As for Edge, Microsoft plans on adding AI enhancements that let you summarize the webpage or document you’re reading online, as well as generate text for social media posts, emails, and more.

There will be more from Meta in the future. The company established a dedicated team that will eventually create “ai personas” designed to help people, as well as text- and image-based tools, according to CEOMarkZuck.
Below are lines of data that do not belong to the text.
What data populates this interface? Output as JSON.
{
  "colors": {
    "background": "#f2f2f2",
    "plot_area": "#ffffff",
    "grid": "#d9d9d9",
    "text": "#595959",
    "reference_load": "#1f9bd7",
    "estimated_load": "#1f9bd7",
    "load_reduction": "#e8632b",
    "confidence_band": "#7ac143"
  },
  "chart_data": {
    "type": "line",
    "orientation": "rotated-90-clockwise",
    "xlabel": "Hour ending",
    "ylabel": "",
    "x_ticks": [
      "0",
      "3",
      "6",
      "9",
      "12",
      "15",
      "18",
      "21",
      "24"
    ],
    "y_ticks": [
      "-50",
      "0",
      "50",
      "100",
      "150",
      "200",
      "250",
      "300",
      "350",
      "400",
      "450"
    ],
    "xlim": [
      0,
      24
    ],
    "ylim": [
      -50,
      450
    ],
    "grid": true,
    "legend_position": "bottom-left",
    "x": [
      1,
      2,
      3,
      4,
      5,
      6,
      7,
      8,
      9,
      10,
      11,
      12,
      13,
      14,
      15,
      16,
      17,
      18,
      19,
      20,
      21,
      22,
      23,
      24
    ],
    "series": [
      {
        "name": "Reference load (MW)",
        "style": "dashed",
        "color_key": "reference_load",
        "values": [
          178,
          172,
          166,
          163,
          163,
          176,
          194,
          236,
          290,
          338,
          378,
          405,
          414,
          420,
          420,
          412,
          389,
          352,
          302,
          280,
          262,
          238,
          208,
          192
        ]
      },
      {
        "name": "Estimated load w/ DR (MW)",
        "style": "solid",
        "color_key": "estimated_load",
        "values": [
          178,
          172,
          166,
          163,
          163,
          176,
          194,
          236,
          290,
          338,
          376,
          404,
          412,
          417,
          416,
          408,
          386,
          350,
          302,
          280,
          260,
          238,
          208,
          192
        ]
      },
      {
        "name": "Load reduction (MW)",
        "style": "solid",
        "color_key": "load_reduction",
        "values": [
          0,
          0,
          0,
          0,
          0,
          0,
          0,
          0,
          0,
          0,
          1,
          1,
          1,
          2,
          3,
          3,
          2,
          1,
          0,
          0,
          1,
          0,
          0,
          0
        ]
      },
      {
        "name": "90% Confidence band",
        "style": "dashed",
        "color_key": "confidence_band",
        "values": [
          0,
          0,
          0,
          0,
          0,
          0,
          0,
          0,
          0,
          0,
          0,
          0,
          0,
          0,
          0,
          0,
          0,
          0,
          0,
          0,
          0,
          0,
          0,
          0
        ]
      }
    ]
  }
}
While Meta says it trained the bot on “over 48 million papers, textbooks, reference material, compounds, proteins and other sources of scientific knowledge,” the bot produced disappointing results when the company made it available in a public beta last November. The scientific community fiercely criticized the tool, with one scientist calling it “dangerous” due to its incorrect or biased responses. Meta took the chatbot offline after just a few days.

The e-retailer has found a new way to get involved with the trend of artificial intelligence. The company told CNBC that it is testing a rival internally. Alibaba has reportedly been experimenting with generative AI since 2017, but the company hasn’t provided any sense of when it could announce the tool it’s working on or what it might be capable of.

You.com, a company built by two former Salesforce employees, bills itself as the “search engine you control.” At first glance, it may seem like your typical search engine, but it comes with an AI-powered “chat” tool that works much like the one Microsoft’s piloting on Bing.

You.com has added built-in artificial intelligence image generators, including Stable Diffusion 1.5, Stable Diffusion 2.1, and Open Journey, to help you generate images based on a written description. The engine also breaks down your search results based on relevant responses on sites like Reddit, TripAdvisor, Wikipedia, and YouTube while also providing standard results from the web.

All of the other Chinese companies are likely to be subject to the same rules, as they too are developing an artificial intelligence (ai) chat bot.

There is a tool known as “Eros”, which is Enhanced Representation through kNowledge IntEgration, and it came out in 2019. In late 2021, Baidu said it trained the model on “massive unstructured data and a gigantic knowledge graph” and that it “excels at both natural language understanding (NLU) and generation (NLG).”

Meanwhile, Chinese gaming firm NetEase has announced that its education subsidiary, Youdao, is planning to incorporate AI-powered tools into some of its educational products, according to a report from CNBC. It seems the company is interested in employing the technology in one of its upcoming games as well, but it has not been clear what exactly this tool will do.

The director of research and insights at NetEase is reported to be considering bringing a tool to the mobile game Justice Online Mobile. As noted by Ahmad, the tool will “allow players to chat with NPCs and have them react in unique ways that impact the game” through text or voice inputs. However, there’s only one demo of the tool so far, so we don’t know how (or if) it will make its way into the final version of the game.

Then, there’s Replika, an AI chatbot that functions as a sort of “companion” that you can talk to via text-based chats and even video calls. The tool combines the company’s own version of the GPT-3 model and scripted dialogue content to build memories and generate responses tailored to your conversation style. The company that owned the tool recently decided against erotic roleplay.